Find out which url to use:

$ az storage account show --name odinconsultants --resource-group my_resource --query "{kind:kind, isHnsEnabled:isHnsEnabled}" -o table
Kind       IsHnsEnabled
---------  --------------
StorageV2  True

HNS stands for hierarchical nested structure.
For StorageV2 and HNS equal to True, use abfss in the allowedLocations part of the JSON sent to /api/management/v1/catalogs.

Testing the credentials

Check the validity of the SAS token with:

az storage blob list  --account-name odinconsultants  --container-name myblob --sas-token $SAS_TOKEN --output table

We get SAS_TOKEN by putting a break point in Iceberg's ADLSOutputStream constructor.

Iceberg bug?

Iceberg asserts that the key in the map of Azure properties sent by Polaris for the expiry time is the string is adls.sas-token-expires-at-ms.PROJECT_NAME. But Polaris is emitting the string expiration-time.

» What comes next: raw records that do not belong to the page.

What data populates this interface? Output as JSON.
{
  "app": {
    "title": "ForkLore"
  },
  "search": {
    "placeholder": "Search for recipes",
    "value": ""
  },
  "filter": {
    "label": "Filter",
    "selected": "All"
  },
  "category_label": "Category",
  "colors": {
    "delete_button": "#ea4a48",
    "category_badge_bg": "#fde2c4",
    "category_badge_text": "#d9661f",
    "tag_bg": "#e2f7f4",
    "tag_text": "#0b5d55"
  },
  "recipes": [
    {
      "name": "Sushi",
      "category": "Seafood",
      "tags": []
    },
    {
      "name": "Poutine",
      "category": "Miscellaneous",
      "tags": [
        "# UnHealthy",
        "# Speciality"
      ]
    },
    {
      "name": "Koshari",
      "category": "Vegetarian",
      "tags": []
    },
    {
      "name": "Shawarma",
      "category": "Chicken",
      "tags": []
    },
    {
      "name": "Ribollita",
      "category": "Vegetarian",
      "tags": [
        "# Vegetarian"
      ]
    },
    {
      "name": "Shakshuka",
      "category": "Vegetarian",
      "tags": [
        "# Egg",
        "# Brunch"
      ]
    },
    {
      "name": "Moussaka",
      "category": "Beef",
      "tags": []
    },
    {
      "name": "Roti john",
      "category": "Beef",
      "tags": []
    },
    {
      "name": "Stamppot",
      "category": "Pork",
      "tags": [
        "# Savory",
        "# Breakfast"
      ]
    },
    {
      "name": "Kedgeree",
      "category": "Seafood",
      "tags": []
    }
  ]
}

I've raised a bug in the Iceberg project here (14069).

I also raised a concurrency bug here (14070) but closed it when I realised it had been fixed in the main branch even if it wasn't in the latest (1.9.2) release.

Anyway, the upshot is that my workaround is to mask the Iceberg code by putting this (almost identical) class first in my classpath.